This multiplicity is an ‘odd’ aberattion for the average medical doctor’s way of thinking and training, and leads to patient condemnation for taking ‘too many’ medications. This so called ‘polypharmacy’ is frowned upon as if it is a sign of an over self conscious or self indulgent mind. Professor Peter Rowe, however, refers to this as ‘rational polypharmacy’, and hence, he and I both see this as no different from the management of other complex disorders such as HIV, Lyme disease, and the like.
Nancy, you are absolutely right – I am indeed referring to Dr L. O. Simpson’s ground breaking work. This highly skilled doctor was a true expert in the field of hemorrheology and it is sad that this field of enquiry has not received continuing attention. I agree with you that this work needs further evaluation.
Sally, as far as TNF-alpha blockers are concerned, the most widely available and cheapest TNF-alpha blocking agent is Vitamin D (and is extremely effective when therapeutic doses are used – eg 600,000 IU of 25 OH Vitamin D intramuscularly in oil by intramuscular injection every 6 months). Therapeutic doses of course mean doses that achieve therapeutic levels, but remember, normal ranges on blood tests can include levels that are sub therapeutic.
Oddly, some of my very sun exposed patients are still Vitamin D deficient despite such excessive Queensland sun exposure (I wonder why – skin disease in ME/CFS? or, a metabolic defect of genetic original?), whilst others are unable to absorb even 50,000 IU when taken orally. This malabsorption may be isolated, or part of a more generalised fat malabsorption from the gut.
The goal of such treatment, of course, is to reduce NFkB (by blocking TNF-alpha), but Vitamin D has an influence on many many other genomic Vitamin D sensitive sites, and so many other good (or bad) effects may perhaps occur. I certainly do not see any signs of hypercalcaemia on such doses. Remember that magnesium homeostasis is also regulated by Vitamin D, and that Magnesium is an ATP cofactor.
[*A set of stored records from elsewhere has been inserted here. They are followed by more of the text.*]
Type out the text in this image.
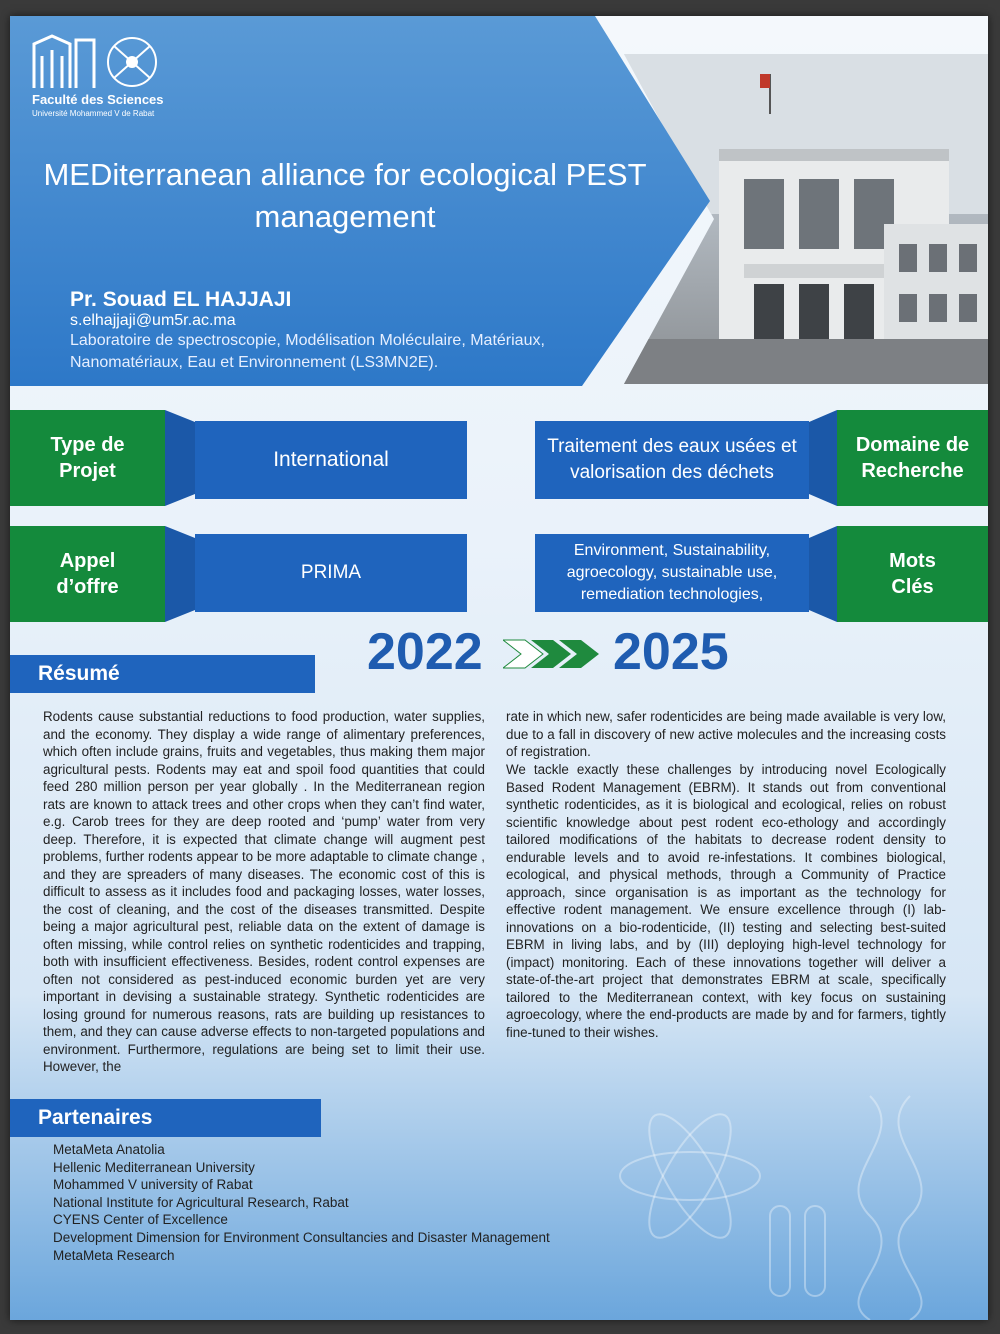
Faculté des Sciences
Université Mohammed V de Rabat
MEDiterranean alliance for ecological PEST management
Pr. Souad EL HAJJAJI
s.elhajjaji@um5r.ac.ma
Laboratoire de spectroscopie, Modélisation Moléculaire, Matériaux, Nanomatériaux, Eau et Environnement (LS3MN2E).
Type de Projet	International
Traitement des eaux usées et valorisation des déchets
Domaine de Recherche
Appel d’offre
PRIMA
Environment, Sustainability, agroecology, sustainable use, remediation technologies,
Mots Clés
2022	2025
Résumé
Rodents cause substantial reductions to food production, water supplies, and the economy. They display a wide range of alimentary preferences, which often include grains, fruits and vegetables, thus making them major agricultural pests. Rodents may eat and spoil food quantities that could feed 280 million person per year globally . In the Mediterranean region rats are known to attack trees and other crops when they can’t find water, e.g. Carob trees for they are deep rooted and ‘pump’ water from very deep. Therefore, it is expected that climate change will augment pest problems, further rodents appear to be more adaptable to climate change , and they are spreaders of many diseases. The economic cost of this is difficult to assess as it includes food and packaging losses, water losses, the cost of cleaning, and the cost of the diseases transmitted. Despite being a major agricultural pest, reliable data on the extent of damage is often missing, while control relies on synthetic rodenticides and trapping, both with insufficient effectiveness. Besides, rodent control expenses are often not considered as pest-induced economic burden yet are very important in devising a sustainable strategy. Synthetic rodenticides are losing ground for numerous reasons, rats are building up resistances to them, and they can cause adverse effects to non-targeted populations and environment. Furthermore, regulations are being set to limit their use. However, the
rate in which new, safer rodenticides are being made available is very low, due to a fall in discovery of new active molecules and the increasing costs of registration.
We tackle exactly these challenges by introducing novel Ecologically Based Rodent Management (EBRM). It stands out from conventional synthetic rodenticides, as it is biological and ecological, relies on robust scientific knowledge about pest rodent eco-ethology and accordingly tailored modifications of the habitats to decrease rodent density to endurable levels and to avoid re-infestations. It combines biological, ecological, and physical methods, through a Community of Practice approach, since organisation is as important as the technology for effective rodent management. We ensure excellence through (I) lab-innovations on a bio-rodenticide, (II) testing and selecting best-suited EBRM in living labs, and by (III) deploying high-level technology for (impact) monitoring. Each of these innovations together will deliver a state-of-the-art project that demonstrates EBRM at scale, specifically tailored to the Mediterranean context, with key focus on sustaining agroecology, where the end-products are made by and for farmers, tightly fine-tuned to their wishes.
Partenaires
MetaMeta Anatolia
Hellenic Mediterranean University
Mohammed V university of Rabat
National Institute for Agricultural Research, Rabat
CYENS Center of Excellence
Development Dimension for Environment Consultancies and Disaster Management
MetaMeta Research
Total body magnesium levels may be reduced as a consequence of inadequate Vitamin D status and a letter in the Lancet in the mid 1990’s regarding intramuscular Mg was one of the first accepted by the Lancet as a treatment for ME/CFS.
It should be recognised that DHEA also is a TNF-alpha blocker, so expensive new compounds do not necessarily have to replace these natural agents. Medications like these need to be applied when the clinical situation calls for them, and not simply be a blanket treatment for all. The negative responses occurring in some patients to medications such as DHEA can obscure the real benefits experienced by the remainder. Therefore, one needs to know EXACTLY what one is doing and what one is trying to achieve with any given medication, so research studies definitely need to take these issues (treatment goals) into account, so that they do not throw the baby out with the bath water.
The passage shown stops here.